- Education: University of Waterloo (B. Math, 1990) Stanford University (PhD, 1997)
- Occupation: Computer scientist
- Known for: Work on Computer Graphics which won him two technical academy awards
- Relatives: Frank Harry Mobley (granduncle)

= Eric Veach =

Canadian computer scientist

Eric Veach is a Canadian computer scientist known for his research on improvements to Monte Carlo sampling in Computer Graphics, which won him two technical academy awards.

== Education and career ==

Veach obtained a Bachelor of Mathematics degree in 1990 at the University of Waterloo. In 1997, he graduated with a PhD from Stanford University. His thesis is titled Robust Monte Carlo Methods for Light Transport Simulation, a highly cited paper in Computer Graphics.

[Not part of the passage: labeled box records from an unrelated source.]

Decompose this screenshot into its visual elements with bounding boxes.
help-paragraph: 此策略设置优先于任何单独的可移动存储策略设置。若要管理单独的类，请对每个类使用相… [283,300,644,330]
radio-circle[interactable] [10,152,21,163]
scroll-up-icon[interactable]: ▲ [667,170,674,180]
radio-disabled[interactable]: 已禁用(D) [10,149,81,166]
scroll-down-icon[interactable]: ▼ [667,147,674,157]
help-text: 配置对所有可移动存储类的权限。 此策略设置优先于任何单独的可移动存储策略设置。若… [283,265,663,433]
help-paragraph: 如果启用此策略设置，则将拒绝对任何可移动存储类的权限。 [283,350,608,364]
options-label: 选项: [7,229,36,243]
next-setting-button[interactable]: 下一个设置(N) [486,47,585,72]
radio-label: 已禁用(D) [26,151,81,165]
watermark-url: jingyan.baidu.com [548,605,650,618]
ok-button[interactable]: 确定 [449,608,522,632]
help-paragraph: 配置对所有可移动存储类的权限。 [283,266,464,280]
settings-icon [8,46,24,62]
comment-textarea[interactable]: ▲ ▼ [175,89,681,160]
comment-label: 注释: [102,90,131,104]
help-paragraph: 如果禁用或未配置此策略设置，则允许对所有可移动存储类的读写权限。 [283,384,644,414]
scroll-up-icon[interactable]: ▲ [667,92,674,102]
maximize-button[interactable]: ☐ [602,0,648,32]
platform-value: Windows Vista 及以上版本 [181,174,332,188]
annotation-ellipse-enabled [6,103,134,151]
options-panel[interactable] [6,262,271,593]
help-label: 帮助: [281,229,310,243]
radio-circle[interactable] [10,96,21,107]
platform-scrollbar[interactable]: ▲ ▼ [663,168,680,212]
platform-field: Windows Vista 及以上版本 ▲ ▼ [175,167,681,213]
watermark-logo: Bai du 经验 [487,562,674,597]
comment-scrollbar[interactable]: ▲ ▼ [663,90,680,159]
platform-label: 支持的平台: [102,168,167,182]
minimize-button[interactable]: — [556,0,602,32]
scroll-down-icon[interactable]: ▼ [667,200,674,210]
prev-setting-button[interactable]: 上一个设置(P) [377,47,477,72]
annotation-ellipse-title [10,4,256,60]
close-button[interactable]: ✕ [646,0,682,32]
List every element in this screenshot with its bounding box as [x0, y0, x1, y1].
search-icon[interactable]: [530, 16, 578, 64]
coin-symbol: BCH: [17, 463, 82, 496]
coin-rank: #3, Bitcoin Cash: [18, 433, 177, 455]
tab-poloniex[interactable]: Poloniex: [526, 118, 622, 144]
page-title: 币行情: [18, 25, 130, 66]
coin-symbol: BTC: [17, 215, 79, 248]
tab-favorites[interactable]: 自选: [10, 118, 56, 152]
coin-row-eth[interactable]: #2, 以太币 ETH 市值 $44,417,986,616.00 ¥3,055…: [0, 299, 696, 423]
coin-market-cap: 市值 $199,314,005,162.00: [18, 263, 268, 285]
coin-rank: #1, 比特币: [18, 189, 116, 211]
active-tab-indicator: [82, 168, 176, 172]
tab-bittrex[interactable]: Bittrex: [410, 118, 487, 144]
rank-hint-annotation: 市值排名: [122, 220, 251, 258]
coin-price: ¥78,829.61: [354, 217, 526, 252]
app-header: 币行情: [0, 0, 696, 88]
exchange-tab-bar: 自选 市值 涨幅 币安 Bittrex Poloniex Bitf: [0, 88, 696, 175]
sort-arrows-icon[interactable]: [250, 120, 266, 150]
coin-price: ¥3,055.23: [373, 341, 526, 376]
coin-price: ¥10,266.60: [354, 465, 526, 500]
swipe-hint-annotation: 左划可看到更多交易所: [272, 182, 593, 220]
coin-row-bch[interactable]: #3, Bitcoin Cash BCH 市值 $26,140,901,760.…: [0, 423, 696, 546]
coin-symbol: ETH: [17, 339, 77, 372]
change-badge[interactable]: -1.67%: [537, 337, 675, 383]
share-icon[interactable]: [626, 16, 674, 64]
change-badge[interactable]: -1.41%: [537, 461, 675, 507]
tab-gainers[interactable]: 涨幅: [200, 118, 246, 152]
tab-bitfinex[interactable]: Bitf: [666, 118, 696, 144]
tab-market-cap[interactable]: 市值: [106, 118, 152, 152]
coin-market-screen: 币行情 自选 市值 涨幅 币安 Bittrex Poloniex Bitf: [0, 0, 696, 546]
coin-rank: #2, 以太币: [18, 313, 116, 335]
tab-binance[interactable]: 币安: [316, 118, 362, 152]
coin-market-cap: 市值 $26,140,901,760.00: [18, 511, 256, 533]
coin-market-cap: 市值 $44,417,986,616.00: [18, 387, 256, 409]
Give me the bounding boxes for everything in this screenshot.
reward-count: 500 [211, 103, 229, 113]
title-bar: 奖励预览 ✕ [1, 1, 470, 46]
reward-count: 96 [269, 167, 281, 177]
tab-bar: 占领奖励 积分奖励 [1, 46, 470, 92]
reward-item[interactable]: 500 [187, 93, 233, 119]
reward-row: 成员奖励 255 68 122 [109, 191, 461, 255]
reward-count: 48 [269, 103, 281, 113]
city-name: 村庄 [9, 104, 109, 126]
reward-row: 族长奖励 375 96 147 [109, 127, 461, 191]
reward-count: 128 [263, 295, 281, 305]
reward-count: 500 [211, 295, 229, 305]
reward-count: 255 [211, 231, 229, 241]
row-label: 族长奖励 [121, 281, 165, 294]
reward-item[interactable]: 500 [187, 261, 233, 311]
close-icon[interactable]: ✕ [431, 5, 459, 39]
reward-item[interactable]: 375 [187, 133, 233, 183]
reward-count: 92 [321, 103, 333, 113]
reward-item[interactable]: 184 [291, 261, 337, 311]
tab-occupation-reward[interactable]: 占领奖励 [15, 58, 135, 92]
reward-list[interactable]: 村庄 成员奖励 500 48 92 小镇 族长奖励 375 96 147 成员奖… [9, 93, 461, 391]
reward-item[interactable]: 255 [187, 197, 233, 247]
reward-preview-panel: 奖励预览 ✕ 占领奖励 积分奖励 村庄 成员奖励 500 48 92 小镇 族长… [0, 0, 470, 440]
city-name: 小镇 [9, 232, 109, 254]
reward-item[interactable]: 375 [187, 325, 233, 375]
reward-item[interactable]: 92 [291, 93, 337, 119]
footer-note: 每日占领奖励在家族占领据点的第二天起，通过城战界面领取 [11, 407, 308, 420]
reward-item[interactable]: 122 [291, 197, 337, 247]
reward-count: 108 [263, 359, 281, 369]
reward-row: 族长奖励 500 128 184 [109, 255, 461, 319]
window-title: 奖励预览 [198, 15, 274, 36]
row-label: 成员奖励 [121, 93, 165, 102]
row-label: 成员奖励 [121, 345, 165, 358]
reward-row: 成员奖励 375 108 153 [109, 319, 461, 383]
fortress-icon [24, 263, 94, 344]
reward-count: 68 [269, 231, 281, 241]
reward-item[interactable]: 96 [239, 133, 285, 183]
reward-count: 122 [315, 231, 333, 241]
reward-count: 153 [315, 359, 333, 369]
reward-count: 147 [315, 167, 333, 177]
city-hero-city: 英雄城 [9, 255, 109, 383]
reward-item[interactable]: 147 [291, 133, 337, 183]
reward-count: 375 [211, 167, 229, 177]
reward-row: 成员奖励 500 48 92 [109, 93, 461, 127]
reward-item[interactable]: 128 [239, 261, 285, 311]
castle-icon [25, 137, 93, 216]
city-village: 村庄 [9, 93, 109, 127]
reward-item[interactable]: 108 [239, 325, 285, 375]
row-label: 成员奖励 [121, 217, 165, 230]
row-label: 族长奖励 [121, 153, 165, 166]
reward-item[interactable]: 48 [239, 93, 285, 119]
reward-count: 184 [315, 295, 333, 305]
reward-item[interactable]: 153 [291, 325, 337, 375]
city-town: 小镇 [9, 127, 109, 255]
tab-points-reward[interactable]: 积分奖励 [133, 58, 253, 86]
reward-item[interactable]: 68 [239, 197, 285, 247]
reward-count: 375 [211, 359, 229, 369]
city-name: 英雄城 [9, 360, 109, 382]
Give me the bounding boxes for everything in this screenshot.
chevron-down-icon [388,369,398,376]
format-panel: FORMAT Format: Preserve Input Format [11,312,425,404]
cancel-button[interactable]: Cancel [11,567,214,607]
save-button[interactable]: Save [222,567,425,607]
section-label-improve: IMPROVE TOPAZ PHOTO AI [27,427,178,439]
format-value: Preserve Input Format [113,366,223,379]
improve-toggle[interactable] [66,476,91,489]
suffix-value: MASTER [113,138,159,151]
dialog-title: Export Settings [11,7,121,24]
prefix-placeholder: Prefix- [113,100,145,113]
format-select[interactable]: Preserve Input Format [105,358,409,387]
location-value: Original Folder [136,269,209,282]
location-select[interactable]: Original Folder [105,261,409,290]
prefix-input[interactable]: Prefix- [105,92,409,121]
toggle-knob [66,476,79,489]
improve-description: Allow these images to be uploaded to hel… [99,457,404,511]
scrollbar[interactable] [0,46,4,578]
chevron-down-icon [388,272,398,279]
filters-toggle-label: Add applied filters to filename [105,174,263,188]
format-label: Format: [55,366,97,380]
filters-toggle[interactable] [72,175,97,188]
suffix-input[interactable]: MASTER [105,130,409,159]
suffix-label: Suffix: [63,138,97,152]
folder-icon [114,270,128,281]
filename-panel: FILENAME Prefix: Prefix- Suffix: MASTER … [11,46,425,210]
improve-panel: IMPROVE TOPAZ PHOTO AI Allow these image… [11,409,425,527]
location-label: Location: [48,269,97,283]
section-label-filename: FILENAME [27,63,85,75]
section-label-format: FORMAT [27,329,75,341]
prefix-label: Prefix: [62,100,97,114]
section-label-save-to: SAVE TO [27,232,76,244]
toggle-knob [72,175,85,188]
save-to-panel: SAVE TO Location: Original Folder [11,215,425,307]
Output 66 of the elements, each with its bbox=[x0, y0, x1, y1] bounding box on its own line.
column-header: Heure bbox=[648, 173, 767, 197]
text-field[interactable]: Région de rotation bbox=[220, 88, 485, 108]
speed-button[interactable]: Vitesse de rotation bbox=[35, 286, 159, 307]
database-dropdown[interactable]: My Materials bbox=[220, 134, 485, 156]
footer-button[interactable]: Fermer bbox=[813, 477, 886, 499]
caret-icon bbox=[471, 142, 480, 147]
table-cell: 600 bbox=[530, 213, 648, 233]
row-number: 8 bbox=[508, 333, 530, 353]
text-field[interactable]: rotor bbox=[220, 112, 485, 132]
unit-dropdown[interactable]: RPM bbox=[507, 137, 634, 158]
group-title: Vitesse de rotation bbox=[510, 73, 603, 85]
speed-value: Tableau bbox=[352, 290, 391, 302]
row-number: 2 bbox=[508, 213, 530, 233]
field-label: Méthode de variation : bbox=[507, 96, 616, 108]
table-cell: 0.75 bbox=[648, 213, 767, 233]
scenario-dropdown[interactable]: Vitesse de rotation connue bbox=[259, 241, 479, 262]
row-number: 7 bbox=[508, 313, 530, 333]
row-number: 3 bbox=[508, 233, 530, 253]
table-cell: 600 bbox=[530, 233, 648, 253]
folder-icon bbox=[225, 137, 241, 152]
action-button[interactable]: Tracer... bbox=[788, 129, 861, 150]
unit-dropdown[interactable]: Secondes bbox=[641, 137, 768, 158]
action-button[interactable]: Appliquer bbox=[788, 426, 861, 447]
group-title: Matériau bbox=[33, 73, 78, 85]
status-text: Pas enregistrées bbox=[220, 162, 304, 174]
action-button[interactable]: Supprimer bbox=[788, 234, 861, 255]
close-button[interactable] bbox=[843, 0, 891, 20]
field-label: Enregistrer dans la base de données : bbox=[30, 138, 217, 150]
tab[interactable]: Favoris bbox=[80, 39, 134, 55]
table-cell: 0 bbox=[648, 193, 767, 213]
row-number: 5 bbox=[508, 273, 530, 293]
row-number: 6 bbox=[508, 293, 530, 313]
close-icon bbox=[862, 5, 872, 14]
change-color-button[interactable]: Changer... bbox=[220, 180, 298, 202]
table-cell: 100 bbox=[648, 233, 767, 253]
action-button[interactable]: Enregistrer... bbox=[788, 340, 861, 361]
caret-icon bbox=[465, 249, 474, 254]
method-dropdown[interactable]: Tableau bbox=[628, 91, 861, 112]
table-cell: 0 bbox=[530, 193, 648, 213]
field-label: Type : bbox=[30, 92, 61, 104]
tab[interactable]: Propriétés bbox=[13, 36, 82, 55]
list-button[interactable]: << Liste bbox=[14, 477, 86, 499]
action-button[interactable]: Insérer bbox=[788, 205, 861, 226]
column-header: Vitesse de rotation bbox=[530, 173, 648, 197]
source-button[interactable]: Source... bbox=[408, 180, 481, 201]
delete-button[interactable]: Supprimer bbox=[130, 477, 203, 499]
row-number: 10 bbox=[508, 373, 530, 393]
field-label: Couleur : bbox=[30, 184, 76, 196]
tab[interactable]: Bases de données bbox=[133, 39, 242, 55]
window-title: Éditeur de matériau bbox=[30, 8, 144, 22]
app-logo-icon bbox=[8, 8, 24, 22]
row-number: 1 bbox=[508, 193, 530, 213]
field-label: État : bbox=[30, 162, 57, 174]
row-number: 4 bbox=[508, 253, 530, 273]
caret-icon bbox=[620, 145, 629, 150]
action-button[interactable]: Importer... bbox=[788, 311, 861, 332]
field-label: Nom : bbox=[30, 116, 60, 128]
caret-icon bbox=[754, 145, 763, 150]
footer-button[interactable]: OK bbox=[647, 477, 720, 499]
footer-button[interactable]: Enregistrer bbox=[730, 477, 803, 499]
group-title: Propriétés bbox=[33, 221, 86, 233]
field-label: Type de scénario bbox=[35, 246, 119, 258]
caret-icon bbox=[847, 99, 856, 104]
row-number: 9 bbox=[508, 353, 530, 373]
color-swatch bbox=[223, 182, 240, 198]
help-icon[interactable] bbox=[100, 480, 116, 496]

After graduating from Stanford, Veach worked for Pixar from 1998 to 2000, collaborating with colleague Tom Lokovic to create realistic hair for animated movie Monsters, Inc.. They also published a paper titled Deep Shadow Maps, which won them an academy award in 2014. He joined Google in 2000, where he was the technical leader for AdWords and AdSense and contributed to route-planning algorithms in Google Maps. He is also the primary developer of Google's S2 geometry library for geohashing.

In 2008, the University of Waterloo awarded him a J. W. Graham Medal, an annual award granted to a distinguished alumnus who had studied computer science there.

Veach won a 2014 Academy Scientific and Engineering Award for "foundational research on efficient Monte Carlo path tracing for image synthesis", especially on multiple importance sampling, described in his 1997 thesis. He also won a 2014 Academy Award for Technical Achievement together with Thomas Lokovic for contributions to deep shadowing technologies. Veach told CTV News he hadn't done any work in computer graphics for 15 years, but was pleasantly surprised to see his old works gain recognition.

== Personal life ==

Veach is a strong believer in environmental causes and serves as the chair of the Rainforest Trust board.

Journalist Farhad Manjoo mentioned Veach and two of his non-American colleagues at Google in an article titled "Why Silicon Valley Wouldn't Work Without Immigrants". Manjoo's article attempted to explain why newly inaugurated President Donald Trump's attempts to squeeze off the flow of immigrants to the US was dangerous. He argued that America disproportionately benefits from allowing foreigners like Veach to work in the US.